Tuesday, June 19, 2007

The Nature of Grace

Right now I am reading Leithart's new book, "The Baptized Body" (published by Canon Press). So far an excellent read, very thought provoking, and assumption shaking. One thing he reminds us concerns the nature of Grace. It comes as part of a discussion surrounding the usage of the phrase "means of grace" and its reference to the sacraments (which he is not in favor of, the phrase that is. He still likes the sacraments.) The complaint comes from the word 'means.' To speak of grace as needing means, he says, conveys a notion that grace is its own entity, needing transportation. Grace is a passanger in need of a car, such as the table, to get from God to us. But this is not biblical. Grace does not come through the table. Grace is the table. The fact that God dines with men, is Grace. More specifically, "in the sacraments, there is a personal encounter with the Triune God through the particular agency of the Spirit" (pg 18). God shows grace, through grace itself, not through some vehicle created solely for that purpose. The sacraments are holy not because they are tools, ordained by God, to transfer favor to us. They are holy because they are themselves the favors of God, given to His children to bless them.

3 comments:

The Blind Sage said...

I think that most of the Reformers, and most of those in the so-called "reformed" school of thought (the ones who use the term 'means of grace') would whole-heartedly agree with Leithart on this point. None that I've ever read think of Grace as an entity or substance that needs a vehicle. God's redemptive activity with His people is Grace.

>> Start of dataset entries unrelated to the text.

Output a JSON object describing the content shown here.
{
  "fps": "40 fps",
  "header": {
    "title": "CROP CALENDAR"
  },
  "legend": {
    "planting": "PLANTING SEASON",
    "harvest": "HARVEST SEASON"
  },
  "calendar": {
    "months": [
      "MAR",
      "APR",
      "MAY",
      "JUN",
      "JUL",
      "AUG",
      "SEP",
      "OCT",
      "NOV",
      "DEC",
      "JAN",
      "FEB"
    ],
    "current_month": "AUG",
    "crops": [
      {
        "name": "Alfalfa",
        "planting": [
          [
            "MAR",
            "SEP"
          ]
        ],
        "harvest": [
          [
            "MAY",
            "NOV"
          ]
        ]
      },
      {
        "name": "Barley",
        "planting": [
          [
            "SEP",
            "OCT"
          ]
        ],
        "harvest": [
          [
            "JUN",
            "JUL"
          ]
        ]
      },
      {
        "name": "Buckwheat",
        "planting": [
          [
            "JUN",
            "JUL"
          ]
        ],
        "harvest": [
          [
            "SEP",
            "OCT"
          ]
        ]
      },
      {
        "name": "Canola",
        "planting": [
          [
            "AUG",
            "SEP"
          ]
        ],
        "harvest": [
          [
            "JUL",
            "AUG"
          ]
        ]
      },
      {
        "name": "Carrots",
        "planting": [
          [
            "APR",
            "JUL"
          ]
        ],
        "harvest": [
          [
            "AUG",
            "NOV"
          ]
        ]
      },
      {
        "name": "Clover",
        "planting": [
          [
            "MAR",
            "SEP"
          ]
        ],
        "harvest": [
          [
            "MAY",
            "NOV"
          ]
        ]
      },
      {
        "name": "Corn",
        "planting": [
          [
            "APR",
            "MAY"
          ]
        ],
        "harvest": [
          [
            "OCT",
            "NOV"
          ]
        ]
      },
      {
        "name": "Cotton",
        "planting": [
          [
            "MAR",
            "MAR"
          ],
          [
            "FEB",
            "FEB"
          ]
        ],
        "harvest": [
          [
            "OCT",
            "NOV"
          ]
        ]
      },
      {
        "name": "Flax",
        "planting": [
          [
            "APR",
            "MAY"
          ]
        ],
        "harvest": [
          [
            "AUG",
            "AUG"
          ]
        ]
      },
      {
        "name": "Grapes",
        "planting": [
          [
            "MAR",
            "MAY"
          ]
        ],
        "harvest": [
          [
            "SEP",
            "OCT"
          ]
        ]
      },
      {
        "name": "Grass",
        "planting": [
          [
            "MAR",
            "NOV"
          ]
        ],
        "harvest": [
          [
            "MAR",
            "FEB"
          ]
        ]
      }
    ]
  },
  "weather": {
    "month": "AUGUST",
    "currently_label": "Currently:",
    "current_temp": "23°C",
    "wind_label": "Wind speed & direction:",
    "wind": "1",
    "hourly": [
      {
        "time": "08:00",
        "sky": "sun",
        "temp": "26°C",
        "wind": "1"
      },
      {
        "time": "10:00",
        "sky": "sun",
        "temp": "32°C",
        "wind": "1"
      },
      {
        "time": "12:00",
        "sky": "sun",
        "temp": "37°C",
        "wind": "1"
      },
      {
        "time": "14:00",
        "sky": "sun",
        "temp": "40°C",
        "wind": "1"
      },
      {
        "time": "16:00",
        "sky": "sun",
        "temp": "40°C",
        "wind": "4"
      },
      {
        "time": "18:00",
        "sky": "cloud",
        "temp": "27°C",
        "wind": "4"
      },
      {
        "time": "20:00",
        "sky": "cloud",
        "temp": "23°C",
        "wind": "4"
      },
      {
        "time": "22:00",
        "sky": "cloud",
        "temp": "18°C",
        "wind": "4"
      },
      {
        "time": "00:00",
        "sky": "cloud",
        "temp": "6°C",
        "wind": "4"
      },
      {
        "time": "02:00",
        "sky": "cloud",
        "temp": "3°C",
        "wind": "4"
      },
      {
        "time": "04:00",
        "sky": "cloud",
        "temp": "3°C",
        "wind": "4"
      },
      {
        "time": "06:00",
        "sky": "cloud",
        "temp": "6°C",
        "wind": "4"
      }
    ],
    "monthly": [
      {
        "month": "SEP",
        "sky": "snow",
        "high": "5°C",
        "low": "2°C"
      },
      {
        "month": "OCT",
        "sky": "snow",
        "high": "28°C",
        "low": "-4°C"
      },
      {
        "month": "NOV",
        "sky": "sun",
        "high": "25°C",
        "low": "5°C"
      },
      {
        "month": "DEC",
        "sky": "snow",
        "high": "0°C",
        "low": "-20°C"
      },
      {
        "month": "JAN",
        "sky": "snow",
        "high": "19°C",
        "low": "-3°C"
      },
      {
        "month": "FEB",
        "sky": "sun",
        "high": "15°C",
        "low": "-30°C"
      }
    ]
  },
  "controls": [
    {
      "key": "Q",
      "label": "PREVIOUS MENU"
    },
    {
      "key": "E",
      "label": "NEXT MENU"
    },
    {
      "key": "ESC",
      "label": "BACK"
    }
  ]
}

Historically, though, the phrase, "Means of Grace" came into use in response to the mysticism of the high Middle Ages. By mysticism I mean the pursuit of unmediated encounters with God. The Reformers (rightly, I think) saw this as dangerous and either as over-elevating man or denigrating God. They wanted to insist (biblically, I think - and I know Leithart would too) that God is the one who dictates the terms by which the Creator-Creature gap is bridged (not to mention the sinful man-Holy God gap), and that He does that through Divinely appointed means. Again, not that His grace needs a basket and a parachute to get to us, but that He communes with His people on His terms, according to His perfect, holy will, and not according to whatever terms we might sinfully and presumptuously dictate to Him. So, as your quote from Leithart says, "In the sacraments, there is a personal encounter with the Triune God through the particular agency of the Spirit." In the sacraments - in the things that God has chosen to encounter us through - not in any things (or in nothing, as the mystics would have it) that suits our fancy.

So, I'd agree that the term "means" could have connotations of grace being a substance, and that would certainly be unbiblical. But this is not the way that the phrase was originally used or intended. And the Reformers were always very careful to maintain that the means themselves (or, the sacraments themselves) were not the repositories of grace, such that we get the grace ex opere operato - through mere contact with the elements of the sacraments (water, bread, wine) - but through faith as we commune with God Himself, according to His divine prerogative.

The Fair Minstrel said...

What you say about the origins is true. 'Means' has not always been a confusing term. But still our understanding of these ‘means’ has become more confused. Looking around at the modern church, one cannot miss the lack of importance that we have placed on the sacraments. From quarterly communion, to none at all, to a strict Zwinglian approach, stripping the act of all its physical reality. The modern church, whether or not it understands the semantic debate here, has prized the content over the form, when it comes to the table and baptism. But to Paul, as well as with all of Scripture, that is a false dichotomy. The table does not, cannot occur outside the context of the Church, the Word, and the Spirit. Baptism cannot occur apart from the name of the Father, the Son, and the Holy Spirit. The elements are uniquely tied to the sacrament. The Table isn’t the Table with Coke and Peanuts. Baptism isn’t Baptism with milk. Scripture uses certain elements, with certain contextual meaning, and the physical context make up part of the sacraments’ meaning.

All that to say, the modern Church has gone for the peach’s pit, without enjoying or finding meaning in the skin or the flesh. What that has effectively done is made the skin and flesh a vehicle for the pit. But God has given the entire peach for our blessing and nourishment. The two are not separate. Hence we have an impoverished bride, in need of her husband’s table, fit with His food.

The Jolly Friar said...

I agree, the modern Church has lost their understanding of the sacraments. Sage, anything but blind here, and Minstrel have nailed it.

Just because the grace bestowed through bread and wine are not appropriated by the believer because of intrinsic value, in and of themselves(ex opere operato), doesn't take away from the fact that they are, in the correct sense as explained by Sage, true means of Grace. Just as faith is the instrument through which the merits of Christ are appropriated to the believer. It's not faith in our faith that is of any value, but faith, pointing to its correct object, Christ. Looking to Christ is faith.

In like manner, the sacraments are a real means of grace established by God through which God pours out his grace to us, via faith in communion with Him.